You have made their city something, and your army is now a strong one. The grain will make you rich, your hoplites will make you secure and your alliance with the Sakje will make you great.’
Kineas knelt and took her hands. ‘I don’t want to be rich,’ he said, and even as he said the words, he knew that they were as true as they were trite. The image of a long trek east to fight Alexander at her side stretched away like a dream, and beside it, the day-to-day world of patronage and politics seemed like a nightmare. ‘I don’t want to be tyrant,or king. I want you.’ He grinned like a boy. ‘I have had a dream that I will defeat Alexander.’
She smiled then, and he feared her a little, because it was not the smile of love, but the smile of triumph. ‘Then you shall have me, Airyanãm
.
And we will go far,’ she said, and put her lips on his. ‘Even to the mountains of the east, and Alexander.’
When they had made love again, she wrapped herself around him despite the damp heat and their sweat, and together they fell asleep. And no sooner had he acknowledged the pleasure of such sleep, her smooth, hard leg pinned between his, than instead he was ...
astride the tree, a branch clenched between his legs. Farther along the branch, two eagles demanded food from a nest between Srayanka’s thighs. Their screaming demands drowned out her words. When he reached out to her, the larger chick nipped him, and he fell ...
He glanced around, and all the warriors behind him were strange, all Sakje, in magnificent armour, and he himself wore a vambrace of chased gold on the arm he could see through the slits of his helmet. He was dry, sitting tall on a horse the colour of dark metal, and the battle was won, the enemy broken, and across the river, the survivors tried to rally in the driftwood and by the single old dead tree that offered the only cover from the bronze rain of Sakje arrows, and he raised Srayanka’s whip, motioned three times and they all began to cross the river. He was ready for the arrow when it came, and he almost greeted it, he knew it so well, and then he was in the water - hands grabbing at him ...

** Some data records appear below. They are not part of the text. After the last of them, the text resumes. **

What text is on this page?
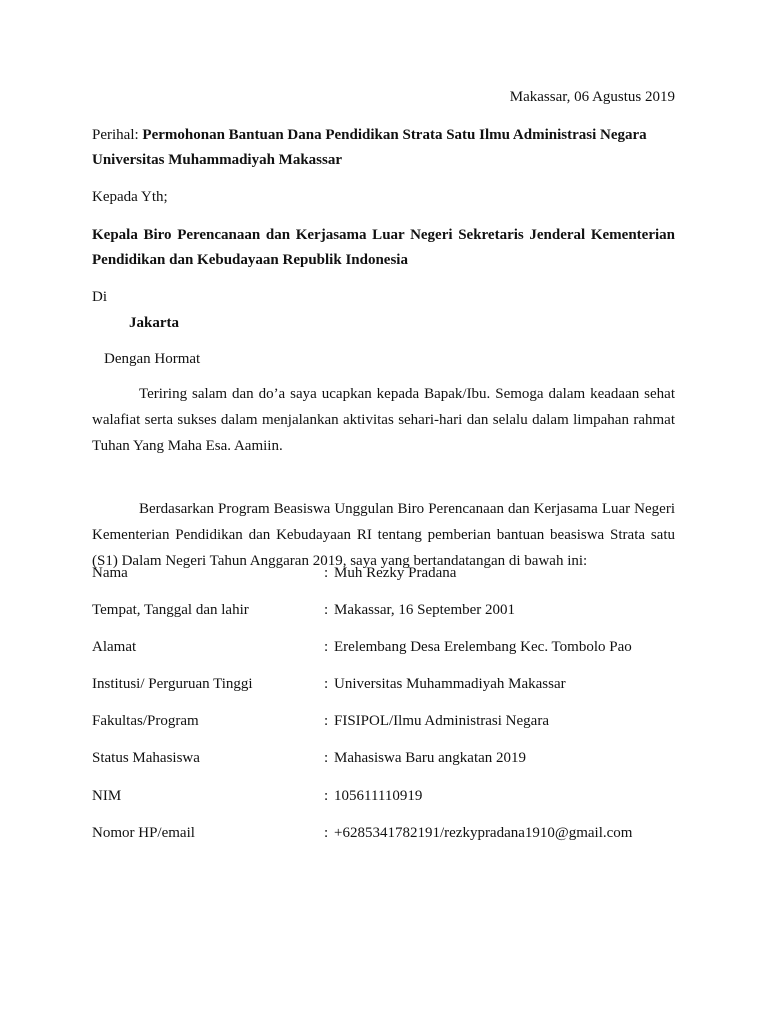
Makassar, 06 Agustus 2019
Perihal: Permohonan Bantuan Dana Pendidikan Strata Satu Ilmu Administrasi Negara Universitas Muhammadiyah Makassar
Kepada Yth;
Kepala Biro Perencanaan dan Kerjasama Luar Negeri Sekretaris Jenderal Kementerian Pendidikan dan Kebudayaan Republik Indonesia
Di
Jakarta
Dengan Hormat
Teriring salam dan do’a saya ucapkan kepada Bapak/Ibu. Semoga dalam keadaan sehat walafiat serta sukses dalam menjalankan aktivitas sehari-hari dan selalu dalam limpahan rahmat Tuhan Yang Maha Esa. Aamiin.
Berdasarkan Program Beasiswa Unggulan Biro Perencanaan dan Kerjasama Luar Negeri Kementerian Pendidikan dan Kebudayaan RI tentang pemberian bantuan beasiswa Strata satu (S1) Dalam Negeri Tahun Anggaran 2019, saya yang bertandatangan di bawah ini:
Nama	: Muh Rezky Pradana
Tempat, Tanggal dan lahir	: Makassar, 16 September 2001
Alamat	: Erelembang Desa Erelembang Kec. Tombolo Pao
Institusi/ Perguruan Tinggi	: Universitas Muhammadiyah Makassar
Fakultas/Program	: FISIPOL/Ilmu Administrasi Negara
Status Mahasiswa	: Mahasiswa Baru angkatan 2019
NIM	: 105611110919
Nomor HP/email	: +6285341782191/rezkypradana1910@gmail.com
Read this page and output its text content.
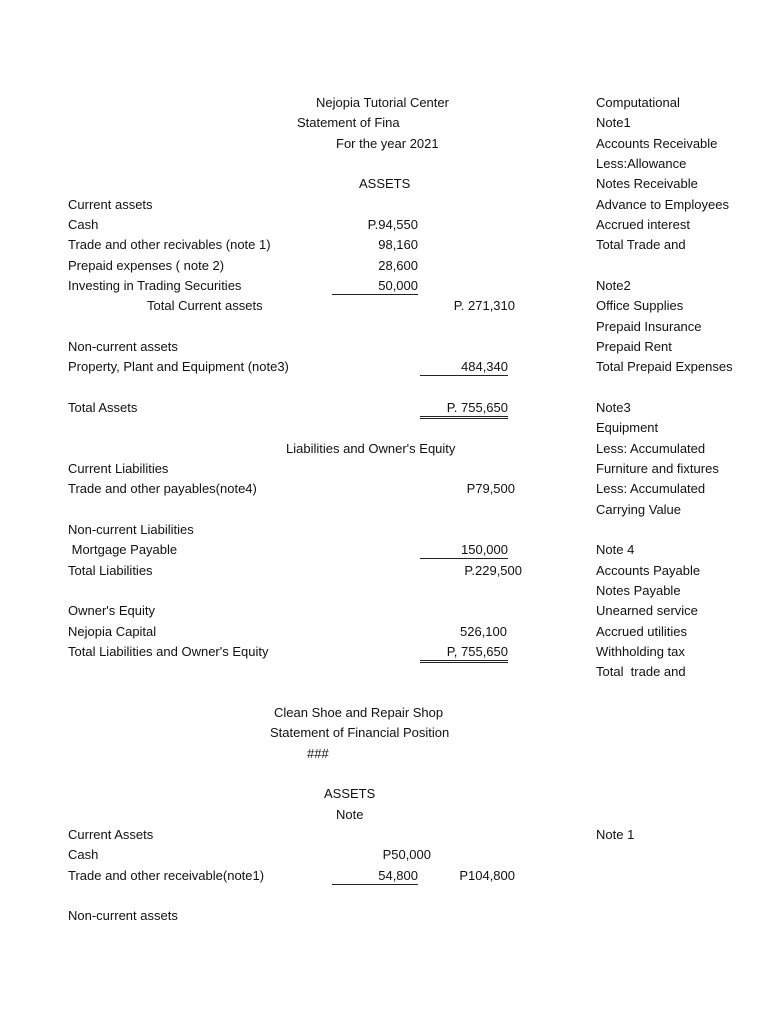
Nejopia Tutorial Center
Statement of Fina
For the year 2021
ASSETS
Current assets
Cash	P.94,550
Trade and other recivables (note 1)	98,160
Prepaid expenses ( note 2)	28,600
Investing in Trading Securities	50,000
Total Current assets	P. 271,310
Non-current assets
Property, Plant and Equipment (note3)	484,340
Total Assets	P. 755,650
Liabilities and Owner's Equity
Current Liabilities
Trade and other payables(note4)	P79,500
Non-current Liabilities
Mortgage Payable	150,000
Total Liabilities	P.229,500
Owner's Equity
Nejopia Capital	526,100
Total Liabilities and Owner's Equity	P, 755,650
Computational
Note1
Accounts Receivable
Less:Allowance
Notes Receivable
Advance to Employees
Accrued interest
Total Trade and
Note2
Office Supplies
Prepaid Insurance
Prepaid Rent
Total Prepaid Expenses
Note3
Equipment
Less: Accumulated
Furniture and fixtures
Less: Accumulated
Carrying Value
Note 4
Accounts Payable
Notes Payable
Unearned service
Accrued utilities
Withholding tax
Total  trade and
Note 1
Clean Shoe and Repair Shop
Statement of Financial Position
###
ASSETS
Note
Current Assets
Cash	P50,000
Trade and other receivable(note1)	54,800	P104,800
Non-current assets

He was dead, and walking the battlefield, but it was another battlefield, Issus, and the dead were rising all around him like men woken early from rest. And then they began to walk, rubbing at their wounds, some stuffing the intestines into their guts. They tried to speak but failed, and many shrugged, and then, Greek and Persian, they all began to walk away from the battlefield . . . and they were joined by the dead of Gaugamela, more Persians and fewer Greeks and Macedonians, all shuffling along in a column of the wretched dead.
A single figure emerged from the column. He had two deep wounds, one in his neck and another under his armpit, and his breastplate was gone, and his face was slack and empty of feeling, rotted and black, but Kineas could recognize Kleisthenes, a boyhood friend who had fallen in a nameless fight on the banks of the Euphrates. Kineas could feel that Kleisthenes was sad. Indeed, sadness came off him like heat from a fire. His jaw, almost naked of flesh three years after his death, was working, but no sound emerged. He reached out a hand and rested his finger bones on Kineas’s deeply scarred forearm.